Al final, el desbarajuste provocado por el bichito amarillo de Wuhan me ha vuelto a empujar dulcemente hacia James Salter. Primero leí una compilación de entrevistas, después me compré Solo faces. Ahora he empezado The hunters, su primera novela. La publicó con pseudónimo mientras estaba en el ejército y la volvió a sacar revisada al cabo de 40 años. 

Es difícil que un autor retenga durante todo un libro mi interés; soy más de hojear y de volar intensamente de una flor a otra, como las mariposas. Escribo porque leer me da pereza, pero los libros de Salter tienen el encanto de las películas americanas de los tiempos de Cary Grant y James Stewart. No te hacen perder el tiempo y tocan temas importantes sin buscar la lagrimita.

Cuando acabe The hunters solo me quedará por leer un libro de cuentos y otra novela temprana que también reescribió cuando ya era un autor importante, es decir, después de publicar Light years y A sport and a pastime. Tiene gracia esta pequeña locura que me ha dado con Salter. Supongo que lo leo como leía a Josep Pla, para darme la razón y para protegerme de un entorno que cada día me parece más demente.

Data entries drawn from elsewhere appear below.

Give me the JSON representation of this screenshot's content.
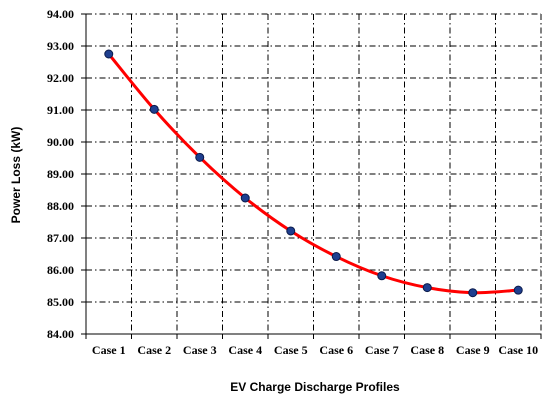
{
  "chart_data": {
    "type": "line",
    "title": "",
    "xlabel": "EV Charge Discharge Profiles",
    "ylabel": "Power Loss (kW)",
    "categories": [
      "Case 1",
      "Case 2",
      "Case 3",
      "Case 4",
      "Case 5",
      "Case 6",
      "Case 7",
      "Case 8",
      "Case 9",
      "Case 10"
    ],
    "values": [
      92.75,
      91.02,
      89.52,
      88.25,
      87.22,
      86.42,
      85.82,
      85.45,
      85.29,
      85.37
    ],
    "ylim": [
      84.0,
      94.0
    ],
    "yticks": [
      "84.00",
      "85.00",
      "86.00",
      "87.00",
      "88.00",
      "89.00",
      "90.00",
      "91.00",
      "92.00",
      "93.00",
      "94.00"
    ],
    "grid": "dash-dot",
    "line_color": "#ff0000",
    "marker_color": "#1f3f8f"
  }
}
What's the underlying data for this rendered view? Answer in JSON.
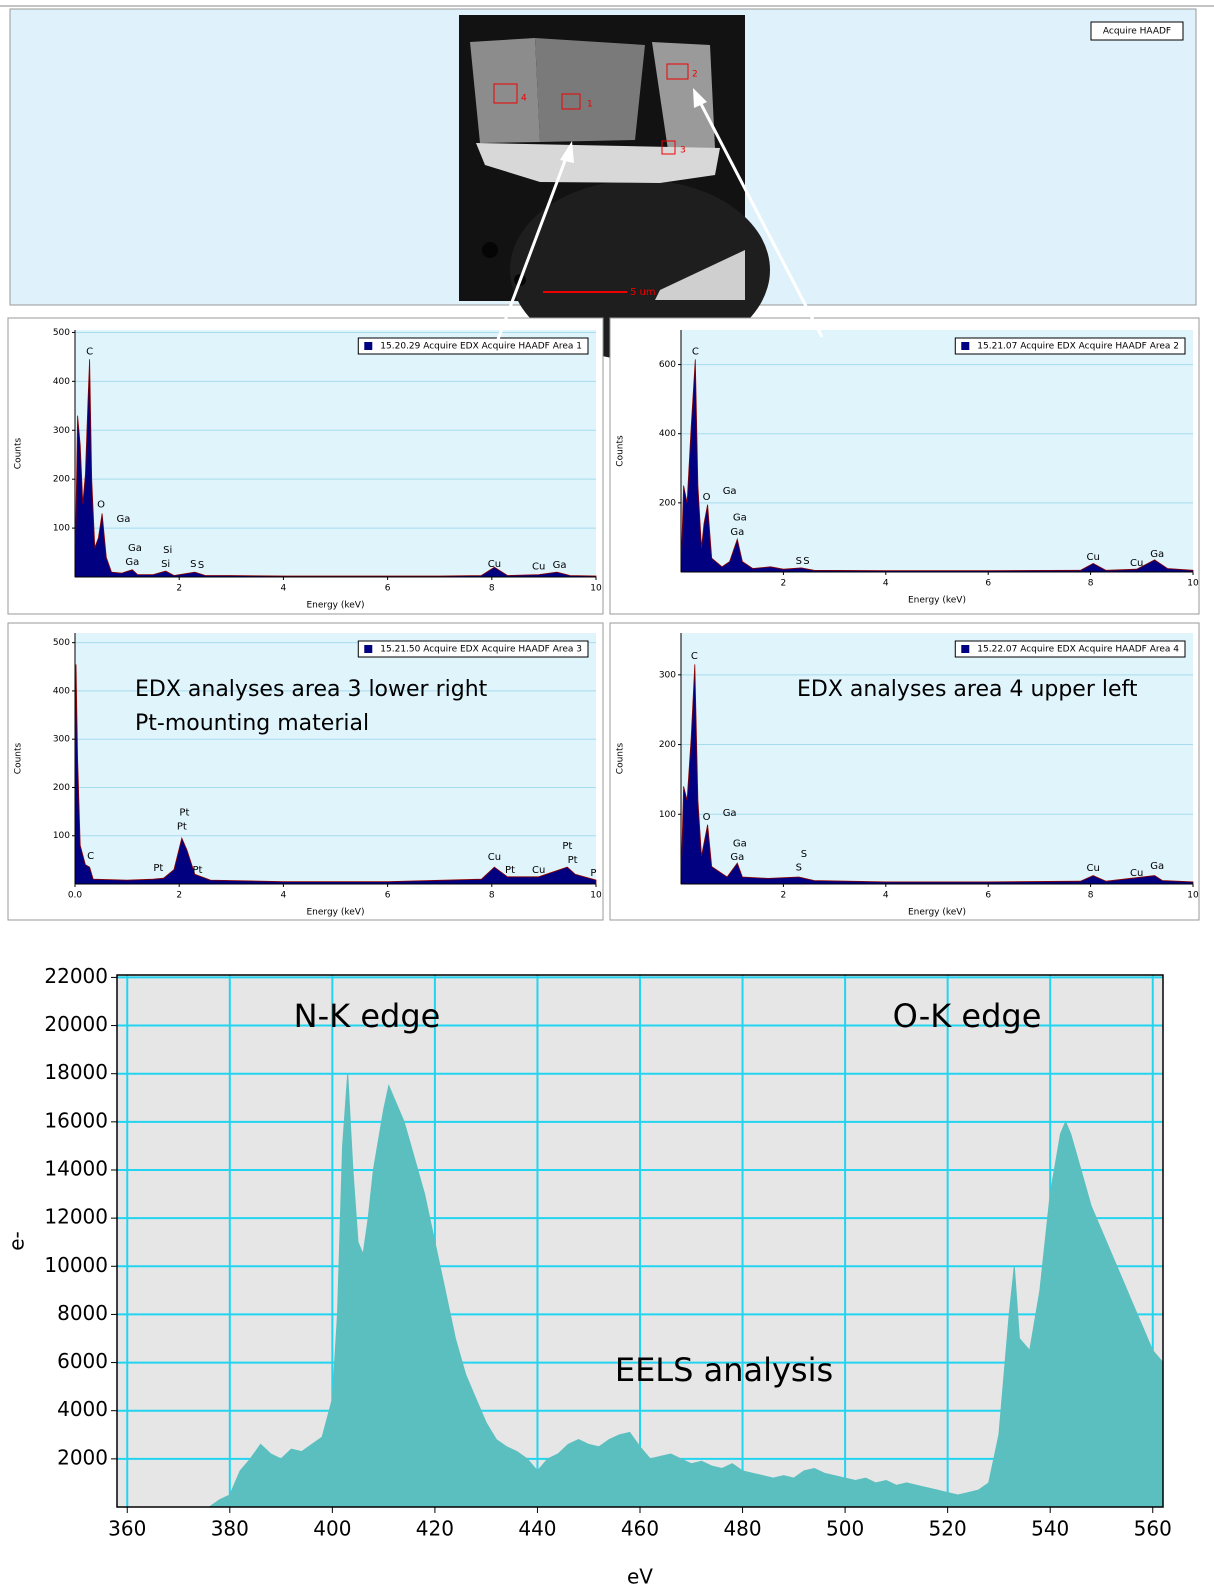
{
  "image_panel": {
    "legend": "Acquire HAADF",
    "area_labels": [
      "1",
      "2",
      "3",
      "4"
    ],
    "scale_bar": "5 um"
  },
  "chart_data": [
    {
      "type": "area",
      "x_label": "Energy (keV)",
      "y_label": "Counts",
      "legend": "upper right",
      "grid": "y",
      "xlim": [
        0,
        10
      ],
      "ylim": [
        0,
        505
      ],
      "xticks": [
        2,
        4,
        6,
        8,
        10
      ],
      "yticks": [
        100,
        200,
        300,
        400,
        500
      ],
      "x": [
        0,
        0.05,
        0.1,
        0.15,
        0.2,
        0.25,
        0.28,
        0.32,
        0.38,
        0.45,
        0.52,
        0.6,
        0.7,
        0.9,
        1.1,
        1.2,
        1.5,
        1.74,
        1.9,
        2.3,
        2.5,
        3,
        4,
        5,
        6,
        7,
        7.8,
        8.05,
        8.3,
        8.9,
        9.25,
        9.5,
        10
      ],
      "series": [
        {
          "name": "15.20.29 Acquire EDX Acquire HAADF Area 1",
          "color": "#000080",
          "values": [
            0,
            330,
            270,
            150,
            210,
            360,
            445,
            200,
            60,
            80,
            130,
            40,
            10,
            8,
            15,
            5,
            5,
            12,
            3,
            10,
            3,
            3,
            2,
            2,
            2,
            2,
            3,
            20,
            3,
            5,
            10,
            3,
            2
          ]
        }
      ],
      "peak_labels": [
        {
          "text": "C",
          "x": 0.28,
          "y": 461
        },
        {
          "text": "O",
          "x": 0.5,
          "y": 148
        },
        {
          "text": "Ga",
          "x": 0.93,
          "y": 119
        },
        {
          "text": "Ga",
          "x": 1.15,
          "y": 59
        },
        {
          "text": "Ga",
          "x": 1.1,
          "y": 31
        },
        {
          "text": "Si",
          "x": 1.78,
          "y": 55
        },
        {
          "text": "Si",
          "x": 1.74,
          "y": 27
        },
        {
          "text": "S",
          "x": 2.27,
          "y": 27
        },
        {
          "text": "S",
          "x": 2.42,
          "y": 25
        },
        {
          "text": "Cu",
          "x": 8.05,
          "y": 27
        },
        {
          "text": "Cu",
          "x": 8.9,
          "y": 21
        },
        {
          "text": "Ga",
          "x": 9.3,
          "y": 25
        }
      ]
    },
    {
      "type": "area",
      "x_label": "Energy (keV)",
      "y_label": "Counts",
      "legend": "upper right",
      "grid": "y",
      "xlim": [
        0,
        10
      ],
      "ylim": [
        0,
        700
      ],
      "xticks": [
        2,
        4,
        6,
        8,
        10
      ],
      "yticks": [
        200,
        400,
        600
      ],
      "x": [
        0,
        0.05,
        0.12,
        0.2,
        0.28,
        0.33,
        0.4,
        0.45,
        0.52,
        0.6,
        0.8,
        0.95,
        1.1,
        1.2,
        1.4,
        1.75,
        2,
        2.35,
        2.6,
        4,
        6,
        7.8,
        8.05,
        8.3,
        8.9,
        9.25,
        9.5,
        10
      ],
      "series": [
        {
          "name": "15.21.07 Acquire EDX Acquire HAADF Area 2",
          "color": "#000080",
          "values": [
            0,
            250,
            200,
            420,
            615,
            250,
            70,
            140,
            195,
            40,
            15,
            30,
            95,
            30,
            10,
            15,
            8,
            12,
            5,
            4,
            4,
            5,
            25,
            5,
            8,
            35,
            10,
            5
          ]
        }
      ],
      "peak_labels": [
        {
          "text": "C",
          "x": 0.28,
          "y": 638
        },
        {
          "text": "O",
          "x": 0.5,
          "y": 217
        },
        {
          "text": "Ga",
          "x": 0.95,
          "y": 235
        },
        {
          "text": "Ga",
          "x": 1.15,
          "y": 157
        },
        {
          "text": "Ga",
          "x": 1.1,
          "y": 116
        },
        {
          "text": "S",
          "x": 2.3,
          "y": 32
        },
        {
          "text": "S",
          "x": 2.45,
          "y": 32
        },
        {
          "text": "Cu",
          "x": 8.05,
          "y": 43
        },
        {
          "text": "Cu",
          "x": 8.9,
          "y": 26
        },
        {
          "text": "Ga",
          "x": 9.3,
          "y": 52
        }
      ]
    },
    {
      "type": "area",
      "x_label": "Energy (keV)",
      "y_label": "Counts",
      "legend": "upper right",
      "grid": "y",
      "xlim": [
        0,
        10
      ],
      "ylim": [
        0,
        520
      ],
      "xticks": [
        {
          "value": 0,
          "label": "0.0"
        },
        2,
        4,
        6,
        8,
        10
      ],
      "yticks": [
        100,
        200,
        300,
        400,
        500
      ],
      "x": [
        0,
        0.02,
        0.05,
        0.1,
        0.2,
        0.28,
        0.35,
        1,
        1.5,
        1.7,
        1.9,
        2.05,
        2.15,
        2.3,
        2.6,
        4,
        6,
        7.8,
        8.05,
        8.3,
        8.9,
        9.45,
        9.6,
        10
      ],
      "series": [
        {
          "name": "15.21.50 Acquire EDX Acquire HAADF Area 3",
          "color": "#000080",
          "values": [
            0,
            455,
            260,
            80,
            40,
            35,
            10,
            8,
            10,
            12,
            30,
            95,
            70,
            20,
            8,
            5,
            5,
            10,
            35,
            15,
            15,
            35,
            20,
            8
          ]
        }
      ],
      "peak_labels": [
        {
          "text": "Pt",
          "x": 2.1,
          "y": 148
        },
        {
          "text": "Pt",
          "x": 2.05,
          "y": 119
        },
        {
          "text": "C",
          "x": 0.3,
          "y": 58
        },
        {
          "text": "Pt",
          "x": 1.6,
          "y": 33
        },
        {
          "text": "Pt",
          "x": 2.35,
          "y": 29
        },
        {
          "text": "Cu",
          "x": 8.05,
          "y": 56
        },
        {
          "text": "Pt",
          "x": 8.35,
          "y": 29
        },
        {
          "text": "Cu",
          "x": 8.9,
          "y": 29
        },
        {
          "text": "Pt",
          "x": 9.45,
          "y": 79
        },
        {
          "text": "Pt",
          "x": 9.55,
          "y": 50
        },
        {
          "text": "P",
          "x": 9.95,
          "y": 23
        }
      ],
      "annotations": [
        "EDX analyses area 3 lower right",
        "Pt-mounting material"
      ]
    },
    {
      "type": "area",
      "x_label": "Energy (keV)",
      "y_label": "Counts",
      "legend": "upper right",
      "grid": "y",
      "xlim": [
        0,
        10
      ],
      "ylim": [
        0,
        360
      ],
      "xticks": [
        2,
        4,
        6,
        8,
        10
      ],
      "yticks": [
        100,
        200,
        300
      ],
      "x": [
        0,
        0.05,
        0.12,
        0.2,
        0.27,
        0.33,
        0.4,
        0.52,
        0.6,
        0.9,
        1.1,
        1.2,
        1.7,
        2.3,
        2.6,
        4,
        6,
        7.8,
        8.05,
        8.3,
        9.25,
        9.4,
        10
      ],
      "series": [
        {
          "name": "15.22.07 Acquire EDX Acquire HAADF Area 4",
          "color": "#000080",
          "values": [
            0,
            140,
            120,
            210,
            315,
            120,
            40,
            85,
            25,
            10,
            30,
            10,
            8,
            10,
            5,
            3,
            3,
            4,
            12,
            4,
            12,
            5,
            3
          ]
        }
      ],
      "peak_labels": [
        {
          "text": "C",
          "x": 0.26,
          "y": 327
        },
        {
          "text": "O",
          "x": 0.5,
          "y": 96
        },
        {
          "text": "Ga",
          "x": 0.95,
          "y": 102
        },
        {
          "text": "Ga",
          "x": 1.15,
          "y": 58
        },
        {
          "text": "Ga",
          "x": 1.1,
          "y": 39
        },
        {
          "text": "S",
          "x": 2.4,
          "y": 43
        },
        {
          "text": "S",
          "x": 2.3,
          "y": 24
        },
        {
          "text": "Cu",
          "x": 8.05,
          "y": 23
        },
        {
          "text": "Cu",
          "x": 8.9,
          "y": 16
        },
        {
          "text": "Ga",
          "x": 9.3,
          "y": 26
        }
      ],
      "annotations": [
        "EDX analyses area 4 upper left"
      ]
    },
    {
      "type": "area",
      "x_label": "eV",
      "y_label": "e-",
      "grid": "both",
      "xlim": [
        358,
        562
      ],
      "ylim": [
        0,
        22100
      ],
      "xticks": [
        360,
        380,
        400,
        420,
        440,
        460,
        480,
        500,
        520,
        540,
        560
      ],
      "yticks": [
        2000,
        4000,
        6000,
        8000,
        10000,
        12000,
        14000,
        16000,
        18000,
        20000,
        22000
      ],
      "x": [
        376,
        378,
        380,
        382,
        384,
        386,
        388,
        390,
        392,
        394,
        396,
        398,
        400,
        401,
        402,
        403,
        404,
        405,
        406,
        407,
        408,
        410,
        411,
        412,
        414,
        416,
        418,
        420,
        422,
        424,
        426,
        428,
        430,
        432,
        434,
        436,
        438,
        440,
        442,
        444,
        446,
        448,
        450,
        452,
        454,
        456,
        458,
        460,
        462,
        464,
        466,
        468,
        470,
        472,
        474,
        476,
        478,
        480,
        482,
        484,
        486,
        488,
        490,
        492,
        494,
        496,
        498,
        500,
        502,
        504,
        506,
        508,
        510,
        512,
        514,
        516,
        518,
        520,
        522,
        524,
        526,
        528,
        530,
        532,
        533,
        534,
        536,
        538,
        540,
        542,
        543,
        544,
        546,
        548,
        550,
        552,
        554,
        556,
        558,
        560,
        562
      ],
      "series": [
        {
          "name": "EELS",
          "color": "#5bbfbf",
          "values": [
            0,
            300,
            500,
            1500,
            2000,
            2600,
            2200,
            2000,
            2400,
            2300,
            2600,
            2900,
            4500,
            8000,
            15000,
            18000,
            14000,
            11000,
            10500,
            12000,
            14000,
            16500,
            17500,
            17000,
            16000,
            14500,
            13000,
            11000,
            9000,
            7000,
            5500,
            4500,
            3500,
            2800,
            2500,
            2300,
            2000,
            1500,
            2000,
            2200,
            2600,
            2800,
            2600,
            2500,
            2800,
            3000,
            3100,
            2500,
            2000,
            2100,
            2200,
            2000,
            1800,
            1900,
            1700,
            1600,
            1800,
            1500,
            1400,
            1300,
            1200,
            1300,
            1200,
            1500,
            1600,
            1400,
            1300,
            1200,
            1100,
            1200,
            1000,
            1100,
            900,
            1000,
            900,
            800,
            700,
            600,
            500,
            600,
            700,
            1000,
            3000,
            8000,
            10000,
            7000,
            6500,
            9000,
            13000,
            15500,
            16000,
            15500,
            14000,
            12500,
            11500,
            10500,
            9500,
            8500,
            7500,
            6500,
            6000
          ]
        }
      ],
      "annotations": [
        "N-K edge",
        "O-K edge",
        "EELS analysis"
      ]
    }
  ]
}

Sea a través de un escalador, de un piloto de guerra, o de una mujer encarcelada en una jaula de oro, Salter siempre da vueltas al mismo tema. Sus historias siempre tratan de contar por qué perdemos el coraje que hace falta para distinguir las ganas de vivir del miedo a morirse. En qué momento y por qué motivo los asuntos prácticos de la vida empiezan a hacer añicos el sentido de nuestra existencia. Porque nuestro paso por el mundo está condenado a disolverse en el olvido o en la leyenda.

Ahora que la política juega con la idea que nos habíamos hecho de vivir como unos reyes hasta pasados los 90, quizás no sea mala idea leer a Salter. Según el Banco de América, la acumulación de datos personales comercializables se ha disparado desde que empezó la pandemia. Nos pensábamos que la tecnología nos liberaría de los problemas de salud y de las limitaciones de la inteligencia, y nos hemos encontrado con que, mientras los hospitales hacen corto de mascarillas, las empresas y los políticos trafican con nuestros miedos y nuestros sueños.

La buena vida nos había vuelto retóricos y diletantes, y la tecnología y la pandemia nos obligarán a luchar otra vez por nuestra alma.